Lola. C’est évidemment d’elle dont Kaya parlait. Elle est venue me chercher. Et malheureusement, c’est une mauvaise idée. Une fois de plus, elle s’est fourrée toute seule dans la gueule du loup.

Takezô et sa femme Kaya — ces gens qui m’ont aidé sans rien demander en retour, tout en sachant qui j’étais — ne respirent plus. Ils sont morts. À cause de moi.

Je relève la tête vers Arisawa. Elle a l’air un peu sonnée. J’ai déjà vu des gens dans cet état, juste après leur premier meurtre. Cette femme, avant, n’avait probablement jamais tué. Quelque part, cela ne la rend que plus dangereuse.

Il faut que je gagne du temps. Et il y a quelque chose qu’il faut que je sache.

— Qui t’a envoyé ?

Elle me regarde comme si elle me voyait pour la première fois, les yeux vides. Elle tient encore son arme, à bout de bras.

— Quoi ?

— Je t’ai demandé qui t’a envoyé. Kiriyama ? Kinugasa ? Ou quelqu’un d’autre ?

— Personne ne m’a envoyé, articule-t-elle lentement.

— Alors pourquoi ? Pourquoi avoir tué deux civils innocents ?

— Je ne veux pas de témoin.

Pas de témoin. Elle compte donc me descendre...

Un bruit extérieur nous fait tourner la tête à tous les deux. La « gaijin » mentionnée par Kaya... C’est bien Lola, enceinte jusqu’aux yeux. Elle regarde les corps, horrifiée. Il y a de quoi.

— La petite salope française... susurre Arisawa, les yeux agrandis.

Je ne lui laisse pas le temps d’en dire plus. Je me jette sur elle. Pile au moment où elle lève son arme. Je ne sens pas la balle me transpercer, mais j’ai entendu la détonation. Enregistré le choc.

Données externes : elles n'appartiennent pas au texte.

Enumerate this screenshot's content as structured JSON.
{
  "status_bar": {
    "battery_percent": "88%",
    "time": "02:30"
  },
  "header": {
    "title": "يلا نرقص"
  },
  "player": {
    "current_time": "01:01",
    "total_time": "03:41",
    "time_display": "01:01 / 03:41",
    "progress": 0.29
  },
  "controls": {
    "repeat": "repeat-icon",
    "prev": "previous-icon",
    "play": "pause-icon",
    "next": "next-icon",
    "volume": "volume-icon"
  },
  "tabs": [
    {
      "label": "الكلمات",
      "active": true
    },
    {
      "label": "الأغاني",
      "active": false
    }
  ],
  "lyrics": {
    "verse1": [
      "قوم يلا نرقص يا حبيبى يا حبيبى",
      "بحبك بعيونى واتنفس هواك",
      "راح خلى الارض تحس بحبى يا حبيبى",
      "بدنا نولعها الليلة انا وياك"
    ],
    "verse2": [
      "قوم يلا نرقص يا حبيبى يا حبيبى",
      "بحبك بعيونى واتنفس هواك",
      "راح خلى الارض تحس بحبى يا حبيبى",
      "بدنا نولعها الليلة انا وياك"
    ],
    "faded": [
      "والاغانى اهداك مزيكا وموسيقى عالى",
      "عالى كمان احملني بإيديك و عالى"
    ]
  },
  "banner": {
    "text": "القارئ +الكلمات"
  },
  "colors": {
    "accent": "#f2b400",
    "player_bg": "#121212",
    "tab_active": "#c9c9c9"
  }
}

— Cours ! hurlé-je à Lola.

Je croise son regard. J’y lis la peur, mais aussi l’urgence. J’ai la certitude qu’une fois de plus, elle aura l’instinct de faire ce qu’il faut.

Elle fuit.


*


Lorsque je reprends conscience, la pièce est plongée dans le noir. L’odeur du sang, et déjà, celle plus douceâtre de la mort envahit mes narines. Lola. Elle est toute seule dehors... Combien de temps j’ai dormi ? Cinq minutes, ou une heure ?

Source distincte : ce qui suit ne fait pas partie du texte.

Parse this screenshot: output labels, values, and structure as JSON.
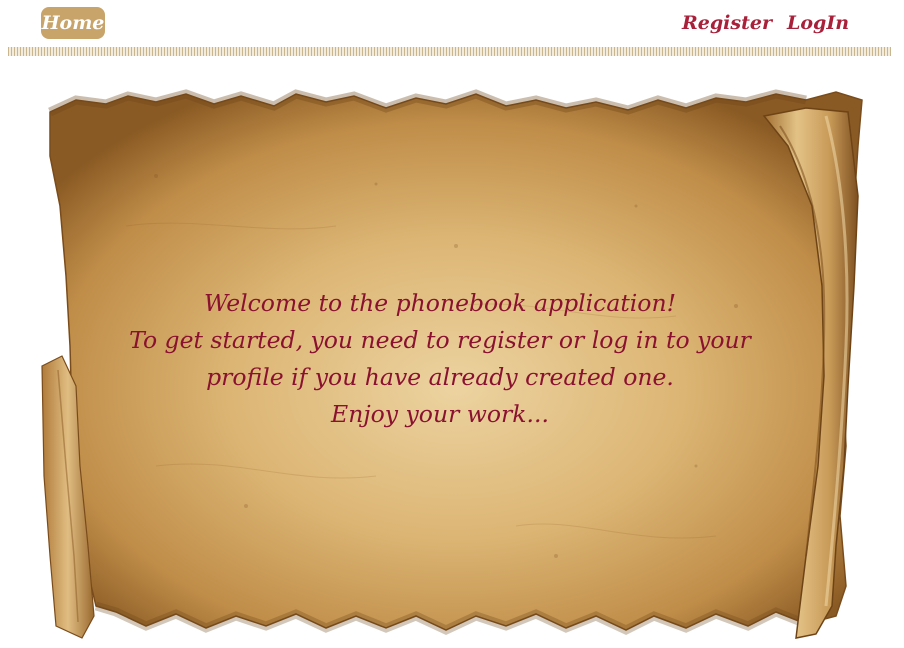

Le fusil de chasse de Takezô est toujours à sa place, dans le placard. Je m’étais juré de ne jamais faire de mal à une femme, mais aujourd’hui, je vais peut-être devoir faire une exception. Ignorant la douleur qui crie dans mon épaule, je m’en empare. Une espèce d’excitation me porte. Tout me semble tanguer autour de moi, comme sur un bateau. J’ai une vision limitée, mais j’ai l’impression d’être entouré par une bulle de clarté, guide par la certitude de ce que je dois faire.

Je me précipite dehors.

Le sang dans la neige. Les traces mènent à la forêt. Lola... J’accélère, appelle son nom sans vraiment entendre ma voix. Mes oreilles sont parasitées par un sifflement sourd, le même que j’avais eu cette nuit-là. Courir. Le chemin du sang comme des gouttes d’eau écarlates sur le blanc, entre les sapins. Pourvu que je n’arrive pas trop tard !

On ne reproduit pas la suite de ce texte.